Mon enquête fut d’abord inspirée par une illusion dont la candeur, avec le recul des années, me paraît tout simplement navrante: je croyais que quelqu’un savait. Cette illusion, à vrai dire, je la tenais de Keyhoe lui-même, dont le livre était conçu de façon à faire croire que l’armée américaine cachait la vérité au public. Si donc l’armée américaine savait, l’armée française, son alliée, savait peut-être aussi.
Mais comment savoir si l’armée savait? De longs mois se passèrent en vaines démarches auprès de personnalités diverses, en manœuvres pour me faire introduire ici ou là. Passons. Un jour, enfin, par une série de ruses complexes et probablement éventées, je parvins à faire porter indirectement à la connaissance d’un officier de renseignements de l’armée de l’Air (que je savais chargé d’un travail sur le sujet), qu’un certain Aimé Michel était au courant de certaines choses et que peut-être, en le manœuvrant correctement… Bref, un rendez-vous avec cet officier fut organisé dans l’arrière-salle d’un café voisin de l’École militaire. Je me félicitais de mon habileté en me dirigeant vers ce rendez-vous, une épaisse serviette noire sous le bras. Je me disais que le temps des fastidieuses enquêtes policières allait peut-être prendre fin, que, si je savais inspirer confiance, les cartes seraient sans doute abattues devant moi, et qu’enfin je saurais! Je n’arrivais d’ailleurs pas les mains vides. J’avais déjà rassemblé de nombreuses observations, dont certaines antérieures à tout ce qui avait été publié jusqu’alors, et par conséquent plus énigmatiques. L’une en particulier datait de 1942, et avait été faite au Sahara. Si mon interlocuteur essayait de me servir un bobard trop facile, il lui faudrait aussi m’expliquer cette soucoupe contemplée pendant des heures, en plein jour, par tout un détachement de l’armée française, ses officiers, ses deux radios, son météo.
Je ne me rappelle ni qui arriva le premier ni comment furent faites les présentations. Ils étaient deux, en civil l’un et l’autre, le capitaine C… et M. Latappy, «un ami». L’un hilare, décontracté, le verbe agile et truffé de calembours. L’autre sombre, émacié, l’œil ardent, la moustache énigmatique, un authentique agent de film d’espionnage. Mais le capitaine, c’était le premier. Et en moins de cinq minutes, je compris que tout le scénario dramatique imaginé par Keyhoe n’était qu’un rêve puéril.
– Le secret militaire? Laissez-moi rire! dit le capitaine en faisant ce qu’il disait. Des secrets sur de petites choses, tant que vous voulez[6]. Ceux-là, on se les cache, on se les vole, on se les vend tant bien que mal un peu partout dans le monde.

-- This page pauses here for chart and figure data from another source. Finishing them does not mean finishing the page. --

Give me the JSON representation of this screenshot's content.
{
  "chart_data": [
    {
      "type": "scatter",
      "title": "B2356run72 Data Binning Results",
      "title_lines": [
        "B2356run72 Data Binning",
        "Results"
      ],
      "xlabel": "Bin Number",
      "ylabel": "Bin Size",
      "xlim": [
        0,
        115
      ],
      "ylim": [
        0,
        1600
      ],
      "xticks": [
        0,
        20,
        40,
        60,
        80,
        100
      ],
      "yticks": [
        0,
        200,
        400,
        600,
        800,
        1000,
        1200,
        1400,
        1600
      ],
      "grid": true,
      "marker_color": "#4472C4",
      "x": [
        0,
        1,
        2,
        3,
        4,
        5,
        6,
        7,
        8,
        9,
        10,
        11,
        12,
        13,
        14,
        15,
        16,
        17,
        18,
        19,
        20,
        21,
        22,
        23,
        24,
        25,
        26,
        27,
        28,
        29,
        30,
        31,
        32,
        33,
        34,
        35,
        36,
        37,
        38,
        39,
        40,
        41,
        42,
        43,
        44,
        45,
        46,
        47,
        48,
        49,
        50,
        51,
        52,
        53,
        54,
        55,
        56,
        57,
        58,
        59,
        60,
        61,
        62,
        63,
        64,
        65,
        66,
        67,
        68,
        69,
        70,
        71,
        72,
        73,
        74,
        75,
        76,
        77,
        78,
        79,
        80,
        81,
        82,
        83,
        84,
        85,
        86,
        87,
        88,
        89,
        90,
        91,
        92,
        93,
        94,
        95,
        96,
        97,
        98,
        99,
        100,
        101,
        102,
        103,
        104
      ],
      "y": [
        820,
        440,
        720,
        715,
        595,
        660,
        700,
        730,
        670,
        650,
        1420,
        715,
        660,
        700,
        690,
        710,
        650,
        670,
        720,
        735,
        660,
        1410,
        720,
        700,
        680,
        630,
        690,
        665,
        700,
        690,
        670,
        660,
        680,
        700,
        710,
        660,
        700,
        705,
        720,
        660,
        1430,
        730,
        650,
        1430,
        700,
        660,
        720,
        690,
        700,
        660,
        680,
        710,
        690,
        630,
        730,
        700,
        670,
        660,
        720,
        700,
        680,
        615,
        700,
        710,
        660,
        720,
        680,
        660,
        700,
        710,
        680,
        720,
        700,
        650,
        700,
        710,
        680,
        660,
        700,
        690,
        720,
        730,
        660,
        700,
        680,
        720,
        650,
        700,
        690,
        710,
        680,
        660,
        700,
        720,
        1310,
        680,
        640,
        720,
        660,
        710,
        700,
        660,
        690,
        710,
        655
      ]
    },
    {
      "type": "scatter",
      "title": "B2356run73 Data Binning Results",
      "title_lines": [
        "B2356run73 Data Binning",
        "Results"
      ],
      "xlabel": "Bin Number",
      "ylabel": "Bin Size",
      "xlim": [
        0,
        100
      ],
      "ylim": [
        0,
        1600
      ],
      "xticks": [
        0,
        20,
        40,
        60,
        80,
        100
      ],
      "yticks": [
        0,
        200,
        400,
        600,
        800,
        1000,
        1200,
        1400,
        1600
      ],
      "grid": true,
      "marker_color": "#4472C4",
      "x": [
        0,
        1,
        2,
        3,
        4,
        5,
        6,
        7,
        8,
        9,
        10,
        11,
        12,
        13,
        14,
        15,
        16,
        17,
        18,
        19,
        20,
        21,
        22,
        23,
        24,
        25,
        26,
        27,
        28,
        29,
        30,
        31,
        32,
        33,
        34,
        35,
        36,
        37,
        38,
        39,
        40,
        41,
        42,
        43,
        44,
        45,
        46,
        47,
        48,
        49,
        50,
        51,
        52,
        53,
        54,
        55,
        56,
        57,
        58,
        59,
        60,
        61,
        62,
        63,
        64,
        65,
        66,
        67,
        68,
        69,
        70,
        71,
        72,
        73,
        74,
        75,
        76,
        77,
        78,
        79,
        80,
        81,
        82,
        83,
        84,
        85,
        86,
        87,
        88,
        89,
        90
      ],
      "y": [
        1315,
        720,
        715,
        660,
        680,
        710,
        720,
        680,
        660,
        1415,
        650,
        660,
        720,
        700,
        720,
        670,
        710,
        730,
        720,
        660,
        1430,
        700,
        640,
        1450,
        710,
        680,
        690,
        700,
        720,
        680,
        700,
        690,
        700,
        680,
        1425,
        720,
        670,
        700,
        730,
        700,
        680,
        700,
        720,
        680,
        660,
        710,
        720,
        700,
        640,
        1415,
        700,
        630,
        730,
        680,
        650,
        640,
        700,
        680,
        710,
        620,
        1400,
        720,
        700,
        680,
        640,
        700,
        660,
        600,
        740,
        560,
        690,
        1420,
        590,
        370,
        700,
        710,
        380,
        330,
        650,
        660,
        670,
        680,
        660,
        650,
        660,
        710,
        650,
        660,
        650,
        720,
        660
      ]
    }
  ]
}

Mais une chose aussi énorme que les soucoupes volantes, vous n’y pensez pas! Pour qu’un engin, un seul, à l’état de prototype, vole comme les soucoupes sont censées le faire, il faudrait, vous le savez aussi bien que moi, une révolution de la physique. C’est déjà énorme. Toutes les révolutions scientifiques se font simultanément dans tous les pays avancés, et ce que les Américains savent, les Russes le savent aussi à très peu d’écart près, et inversement. Ne m’objectez pas la bombe atomique: la bombe ne correspondait à aucune révolution scientifique. Mais surtout, pour permettre à une seule soucoupe de s’envoler, il faudrait une révolution industrielle, l’effort de tout un pays, une véritable mobilisation des richesses, des moyens et des esprits. Sacrebleu! C’est comme si vous parliez de monter une locomotive dans ma chambre à coucher à mon insu.
– Fort bien, dis-je. La soucoupe russe ou américaine est absurde. Mais alors?
Mes deux interlocuteurs échangèrent un regard.
– Euh, fit le Capitaine. Oui, et alors?
Nous avions tous trois des serviettes assez volumineuses. Nous étions seuls au fond d’un bistrot. J’ouvris la mienne et étalai tout sur la table.
– Alors, dis-je, voilà. Faites-vous une enquête, oui ou non? Tout est devant vous.
L’«ami» aux moustaches énigmatiques posa sur les feuillets un œil allumé, un peu fébrile, extirpa de sa propre serviette un énorme cahier plein d’une écriture fine, serrée et qui semblait illustré çà et là de dessins extraordinairement prometteurs et semé de coupures de presse.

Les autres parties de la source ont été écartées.